料金を公開している4サービスのうち月額換算できる3サービスで、最安46円・中央値100円・最高600円でした。ただし46円は年額550円(税込)の月換算なので、実際の比較は自社の人数での年額で行ってください。

年末調整だけを単体で導入できる?

オフィスステーション 年末調整は単体で導入できます。マネーフォワード クラウド年末調整・freee人事労務・SmartHR・ジョブカン労務HRは労務や給与を含むサービスの一機能なので、年末調整だけの契約はできません。

従業員はスマホだけで回答できる?

掲載5サービスすべてがスマートフォンからの回答に対応しています。オフィスステーション 年末調整は「はい/いいえ」形式で最短3分、freee人事労務はLINEからの回答にも対応します。

電子申告には対応している?

マネーフォワード クラウド年末調整(e-Tax・eLTAX)とSmartHRが対応します。freee人事労務はスターター以上のプランで対応、ジョブカン労務HRは詳細の確認が必要です。

無料で使えるものはある?

ジョブカン労務HRに5名までの無料プランがあります(保存30日・連携制限あり)。SmartHRの0円プランは年末調整が対象外です。5サービスすべてに無料トライアルがあります。

いつから準備すればいい?

年末調整は11月から12月に集中しますが、システムの導入には従業員情報の登録と周知が必要です。トライアルで運用を確かめる時間を含めると、遅くとも秋口には検討を始めておくと余裕を持って移行できます。

まとめ

年末調整システムは、年1回の業務にいくら払うかという視点で選ぶと判断がぶれません。

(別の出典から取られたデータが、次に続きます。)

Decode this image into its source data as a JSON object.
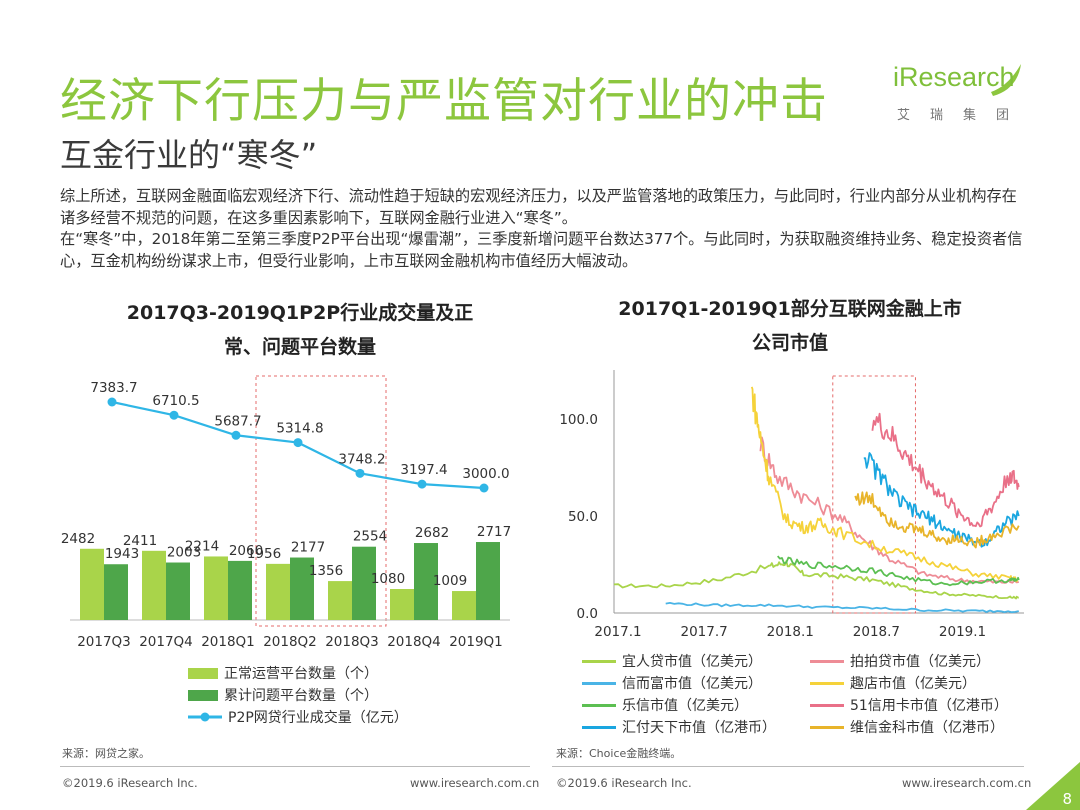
{
  "header": {
    "title": "经济下行压力与严监管对行业的冲击",
    "subtitle": "互金行业的“寒冬”",
    "logo_text": "iResearch",
    "logo_cn": "艾瑞集团"
  },
  "body": {
    "para1": "综上所述，互联网金融面临宏观经济下行、流动性趋于短缺的宏观经济压力，以及严监管落地的政策压力，与此同时，行业内部分从业机构存在诸多经营不规范的问题，在这多重因素影响下，互联网金融行业进入“寒冬”。",
    "para2": "在“寒冬”中，2018年第二至第三季度P2P平台出现“爆雷潮”，三季度新增问题平台数达377个。与此同时，为获取融资维持业务、稳定投资者信心，互金机构纷纷谋求上市，但受行业影响，上市互联网金融机构市值经历大幅波动。"
  },
  "chart1": {
    "title_line1": "2017Q3-2019Q1P2P行业成交量及正",
    "title_line2": "常、问题平台数量",
    "legend": [
      "正常运营平台数量（个）",
      "累计问题平台数量（个）",
      "P2P网贷行业成交量（亿元）"
    ],
    "source": "来源：网贷之家。"
  },
  "chart2": {
    "title_line1": "2017Q1-2019Q1部分互联网金融上市",
    "title_line2": "公司市值",
    "source": "来源：Choice金融终端。",
    "legend": [
      "宜人贷市值（亿美元）",
      "拍拍贷市值（亿美元）",
      "信而富市值（亿美元）",
      "趣店市值（亿美元）",
      "乐信市值（亿美元）",
      "51信用卡市值（亿港币）",
      "汇付天下市值（亿港币）",
      "维信金科市值（亿港币）"
    ]
  },
  "footer": {
    "copyright_left": "©2019.6 iResearch Inc.",
    "url_left": "www.iresearch.com.cn",
    "copyright_right": "©2019.6 iResearch Inc.",
    "url_right": "www.iresearch.com.cn",
    "page_number": "8"
  },
  "colors": {
    "title_green": "#8cc63e",
    "normal_bar": "#a9d44a",
    "problem_bar": "#4ea64a",
    "volume_line": "#2fb6e6",
    "highlight_box": "#e56b6b"
  },
  "chart_data": [
    {
      "type": "bar",
      "categories": [
        "2017Q3",
        "2017Q4",
        "2018Q1",
        "2018Q2",
        "2018Q3",
        "2018Q4",
        "2019Q1"
      ],
      "series": [
        {
          "name": "正常运营平台数量（个）",
          "values": [
            2482,
            2411,
            2214,
            1956,
            1356,
            1080,
            1009
          ]
        },
        {
          "name": "累计问题平台数量（个）",
          "values": [
            1943,
            2003,
            2060,
            2177,
            2554,
            2682,
            2717
          ]
        },
        {
          "name": "P2P网贷行业成交量（亿元）",
          "type": "line",
          "values": [
            7383.7,
            6710.5,
            5687.7,
            5314.8,
            3748.2,
            3197.4,
            3000.0
          ]
        }
      ],
      "highlight_categories": [
        "2018Q2",
        "2018Q3"
      ]
    },
    {
      "type": "line",
      "x_ticks": [
        "2017.1",
        "2017.7",
        "2018.1",
        "2018.7",
        "2019.1"
      ],
      "y_ticks": [
        "0.0",
        "50.0",
        "100.0"
      ],
      "ylim": [
        0,
        120
      ],
      "x_range": [
        "2017.1",
        "2019.4"
      ],
      "highlight_range": [
        "2018.4",
        "2018.10"
      ],
      "series": [
        {
          "name": "宜人贷市值（亿美元）",
          "color": "#a9d44a",
          "points": [
            [
              2017.0,
              14
            ],
            [
              2017.3,
              14
            ],
            [
              2017.6,
              17
            ],
            [
              2017.9,
              24
            ],
            [
              2018.0,
              26
            ],
            [
              2018.1,
              20
            ],
            [
              2018.3,
              19
            ],
            [
              2018.5,
              17
            ],
            [
              2018.7,
              13
            ],
            [
              2018.9,
              10
            ],
            [
              2019.1,
              9
            ],
            [
              2019.3,
              8
            ],
            [
              2019.35,
              8
            ]
          ]
        },
        {
          "name": "拍拍贷市值（亿美元）",
          "color": "#ee8c96",
          "points": [
            [
              2017.85,
              88
            ],
            [
              2017.95,
              70
            ],
            [
              2018.1,
              60
            ],
            [
              2018.3,
              50
            ],
            [
              2018.45,
              38
            ],
            [
              2018.6,
              28
            ],
            [
              2018.8,
              20
            ],
            [
              2019.0,
              17
            ],
            [
              2019.2,
              16
            ],
            [
              2019.35,
              16
            ]
          ]
        },
        {
          "name": "信而富市值（亿美元）",
          "color": "#4ab4e6",
          "points": [
            [
              2017.3,
              5
            ],
            [
              2017.6,
              4
            ],
            [
              2017.9,
              4
            ],
            [
              2018.2,
              3
            ],
            [
              2018.5,
              2.5
            ],
            [
              2018.8,
              1.5
            ],
            [
              2019.1,
              1
            ],
            [
              2019.35,
              1
            ]
          ]
        },
        {
          "name": "趣店市值（亿美元）",
          "color": "#f5d23a",
          "points": [
            [
              2017.8,
              115
            ],
            [
              2017.85,
              90
            ],
            [
              2017.9,
              70
            ],
            [
              2018.0,
              48
            ],
            [
              2018.1,
              44
            ],
            [
              2018.2,
              46
            ],
            [
              2018.3,
              42
            ],
            [
              2018.5,
              35
            ],
            [
              2018.7,
              30
            ],
            [
              2018.9,
              25
            ],
            [
              2019.1,
              20
            ],
            [
              2019.3,
              18
            ],
            [
              2019.35,
              17
            ]
          ]
        },
        {
          "name": "乐信市值（亿美元）",
          "color": "#5cbf52",
          "points": [
            [
              2017.95,
              28
            ],
            [
              2018.1,
              25
            ],
            [
              2018.3,
              24
            ],
            [
              2018.5,
              22
            ],
            [
              2018.7,
              18
            ],
            [
              2018.9,
              15
            ],
            [
              2019.1,
              16
            ],
            [
              2019.3,
              17
            ],
            [
              2019.35,
              17
            ]
          ]
        },
        {
          "name": "51信用卡市值（亿港币）",
          "color": "#e97088",
          "points": [
            [
              2018.5,
              100
            ],
            [
              2018.6,
              92
            ],
            [
              2018.7,
              80
            ],
            [
              2018.8,
              70
            ],
            [
              2018.9,
              60
            ],
            [
              2019.0,
              52
            ],
            [
              2019.1,
              45
            ],
            [
              2019.2,
              55
            ],
            [
              2019.3,
              72
            ],
            [
              2019.35,
              65
            ]
          ]
        },
        {
          "name": "汇付天下市值（亿港币）",
          "color": "#1aa6e0",
          "points": [
            [
              2018.45,
              82
            ],
            [
              2018.55,
              70
            ],
            [
              2018.65,
              58
            ],
            [
              2018.75,
              52
            ],
            [
              2018.85,
              48
            ],
            [
              2018.95,
              42
            ],
            [
              2019.05,
              38
            ],
            [
              2019.15,
              36
            ],
            [
              2019.25,
              45
            ],
            [
              2019.35,
              50
            ]
          ]
        },
        {
          "name": "维信金科市值（亿港币）",
          "color": "#e8b42a",
          "points": [
            [
              2018.4,
              60
            ],
            [
              2018.5,
              58
            ],
            [
              2018.6,
              48
            ],
            [
              2018.7,
              44
            ],
            [
              2018.8,
              42
            ],
            [
              2018.9,
              38
            ],
            [
              2019.0,
              38
            ],
            [
              2019.1,
              36
            ],
            [
              2019.2,
              40
            ],
            [
              2019.35,
              45
            ]
          ]
        }
      ]
    }
  ]
}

年末調整だけを安く電子化したいならオフィスステーション 年末調整(10名で年11,004円)、会計・給与をマネーフォワードで揃えているならマネーフォワード クラウド年末調整、給与計算から一気通貫にしたいならfreee人事労務、入退社手続きもまとめるならジョブカン労務HR、人事労務全体を固めたいならSmartHRが候補になります。

まずは自社の人数で年額を出し、登録料や最低料金を含めた2年ぶんの総額で比べてみてください。そのうえでトライアルで従業員側の入力画面を確かめれば、回収率まで含めた判断ができます。

料金・仕様は変更される場合があります。契約前に各公式サイトで最新情報をご確認ください。